Wednesday, October 19, 2016

Everything I Needed to Learn I Learned in Debate Club

So tonight we drag ourselves through the latest mockery of a presidential debate.  That these are the worst ever--thanks almost entirely to Trump--may mask the decided impression that usually they aren't a whole lot better.

As has often been pointed out, they are in particular not actually debates.  Not in any classic sense.  But at least in one respect, that's not just a fussy technical matter.

Let me explain.  I was a high school and college debater.  In the few times I've been asked, I've said that the best preparation I had for journalism, after the basics of writing sentences etc., was high school debate.

In debate you had to construct an argument, and you had to anticipate that the other team was going to look for flaws.  You could use rhetoric to your advantage in debate, and you could score points with criticisms of your opponents' positions.  But in making your case--or disputing the other team's case--you needed facts.   Convincingly organized facts helped a lot--but more than anything, facts themselves that had some basis in reality.

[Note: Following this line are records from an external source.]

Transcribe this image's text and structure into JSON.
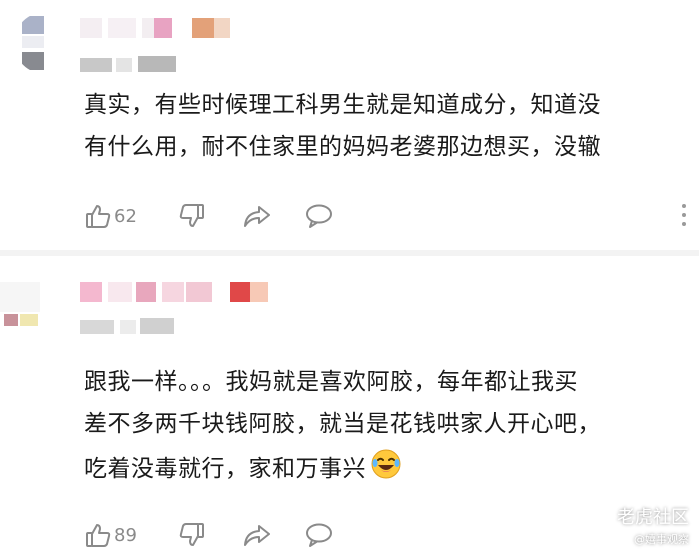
{
  "comments": [
    {
      "text_lines": [
        "真实，有些时候理工科男生就是知道成分，知道没",
        "有什么用，耐不住家里的妈妈老婆那边想买，没辙"
      ],
      "like_count": "62"
    },
    {
      "text_lines": [
        "跟我一样。。。我妈就是喜欢阿胶，每年都让我买",
        "差不多两千块钱阿胶，就当是花钱哄家人开心吧，",
        "吃着没毒就行，家和万事兴"
      ],
      "like_count": "89"
    }
  ],
  "icons": [
    "thumbs-up-icon",
    "thumbs-down-icon",
    "share-icon",
    "comment-icon",
    "more-icon",
    "laughing-emoji-icon"
  ],
  "watermark": {
    "brand": "老虎社区",
    "sub": "@嬉事观察"
  },
  "colors": {
    "text": "#1a1a1a",
    "icon_gray": "#8a8a8a",
    "divider": "#f3f3f3"
  }
}
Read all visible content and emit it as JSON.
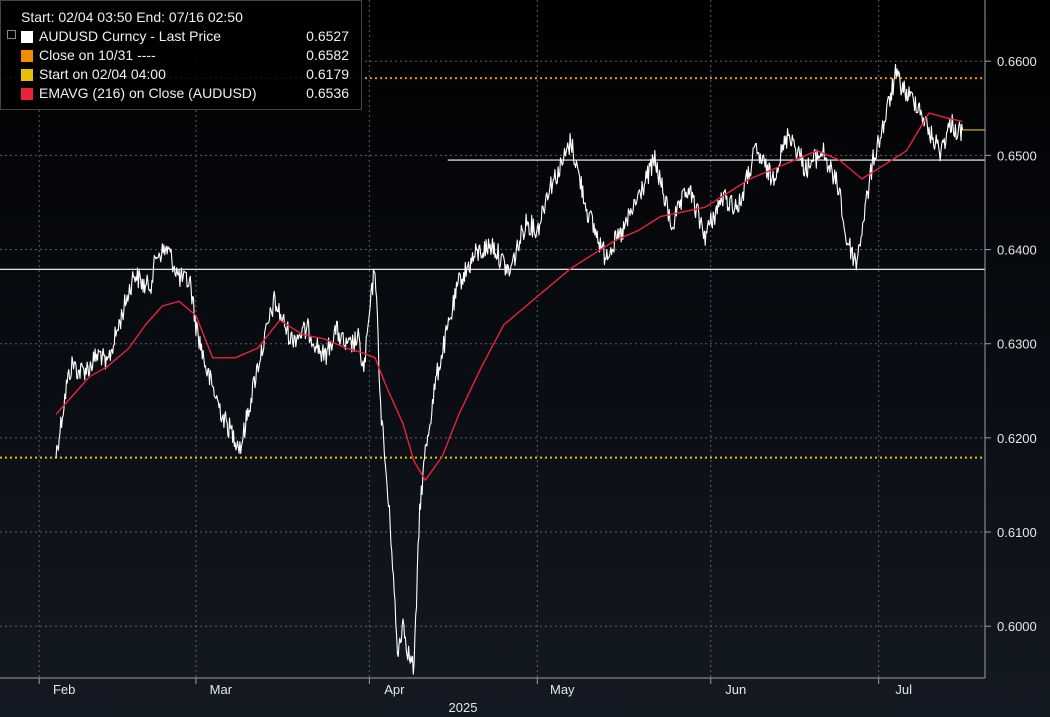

Because the most frequent and easiest question you were going to get from your opponents was always: what's your source for that assertion?  What are the facts backing it up, and where do those facts come from?  How were they arrived at?

It's true that what constitutes a credible source is as much in dispute between each side of whatever political polarity you chose, as the facts themselves.  Nevertheless, it might add a lot of clarity to these so-called debates if once in awhile one of the candidates would ask those simple high school debate questions:

What's your source?  What are the statistics that support your claim?  Where do they come from?  Who agrees with you?  Which scientists, historians, psychologists, economists, epidemiologists, demographers, etc. etc.

You would think somebody would do that, especially when confronted with a candidate who very obviously is just making stuff up.

But they almost never do that.  They just talk past each other.  They disagree, without explaining the basis for disagreement.  They shout.

These debates are basically sporting events with no actual system for keeping score, only the play-by-play and the stories afterwards.  And judging the credibility of statements becomes the work of drudgy fact-checkers.

In high school, the fact checkers were the other team's debaters.  That's a big reason they were there.

 If their presence becomes a voice in your head, you become a better debater and a better journalist.  In these "debates" there might be more basis for judging the winner and loser than a lot of disorganized impressions, if they actually debated on the basis of the credibility of their assertions.

That wouldn't be the only basis, just as it wasn't in high school debate.  But it's an important one--especially since a President eventually has to deal with the real world, and its inconvenient truths.